Another factor that we did not analyze was the differences in the size of the audience for the books we studied. Even within the four groups there were large differences in total sales of specific titles. Some of the fiction books had sold several hundred thousand copies, others fewer than five thousand. Future studies might examine relationships between the potential audience for a book and the impact of free digital distribution.
In addition, we did not study how free books affect the sales of other titles by an author. For example, all the books released by Random House were the first books in a series. Future analysis needs to be done to determine whether sales of other books by an author (e.g., later books in a series) are influenced by making one of an author’s works freely available.
As books increasingly become available in digital formats, the effects of free distribution may rapidly change. The explosive growth of Kindle and other e-book formats could dramatically impact how free distribution affects for-profit sales and even alter the relative importance of print sales. As the electronic publishing industry matures it will be increasingly important to research the effects of free distribution of electronic books.

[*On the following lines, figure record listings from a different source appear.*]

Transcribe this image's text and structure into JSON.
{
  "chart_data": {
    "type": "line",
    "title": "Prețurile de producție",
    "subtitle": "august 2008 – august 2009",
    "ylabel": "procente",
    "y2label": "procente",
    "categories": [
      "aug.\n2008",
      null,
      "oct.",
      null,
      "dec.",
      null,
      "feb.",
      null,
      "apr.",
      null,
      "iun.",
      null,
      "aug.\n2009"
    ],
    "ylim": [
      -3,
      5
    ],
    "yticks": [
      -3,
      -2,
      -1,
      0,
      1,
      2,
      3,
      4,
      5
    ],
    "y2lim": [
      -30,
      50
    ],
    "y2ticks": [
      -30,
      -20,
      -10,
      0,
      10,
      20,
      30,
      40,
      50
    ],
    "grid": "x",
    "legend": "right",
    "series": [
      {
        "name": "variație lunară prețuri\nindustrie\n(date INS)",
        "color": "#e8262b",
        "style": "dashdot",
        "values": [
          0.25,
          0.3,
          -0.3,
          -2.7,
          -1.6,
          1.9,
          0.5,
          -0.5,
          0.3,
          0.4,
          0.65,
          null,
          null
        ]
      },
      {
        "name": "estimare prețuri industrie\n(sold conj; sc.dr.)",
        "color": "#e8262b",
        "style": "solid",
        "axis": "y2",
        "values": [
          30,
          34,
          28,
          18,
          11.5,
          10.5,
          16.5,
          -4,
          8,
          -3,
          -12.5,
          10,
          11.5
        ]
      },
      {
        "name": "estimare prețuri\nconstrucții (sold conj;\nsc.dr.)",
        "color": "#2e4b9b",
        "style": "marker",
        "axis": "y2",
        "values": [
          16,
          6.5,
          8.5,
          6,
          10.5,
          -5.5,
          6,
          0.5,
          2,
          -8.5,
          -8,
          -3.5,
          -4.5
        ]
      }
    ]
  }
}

[This paper was refereed by the Journal of Electronic Publishing’s peer reviewers, and has been reprinted here with the permission of Mr. Hilton.]
John Hilton III received his M.Ed. from the Harvard Graduate School of Education and currently is a Ph.D. student in Instructional Psychology at Brigham Young University. He is interested in researching open-access issues, particularly the creation and use of open educational resources, and looking at how free digital book distribution affects print sales and the impact of books.
David Wiley is an associate professor of Instructional Psychology and Technology at Brigham Young University. His previous appointments include the director of the Center for Open and Sustainable Learning, a nonresident fellow of the Center for Internet and Society at Stanford Law School, a National Science Foundation–funded postdoctoral fellow, and a visiting scholar at the Open University of the Netherlands. He is also the recipient of the National Science Foundation’s prestigious Young Researcher/CAREER award.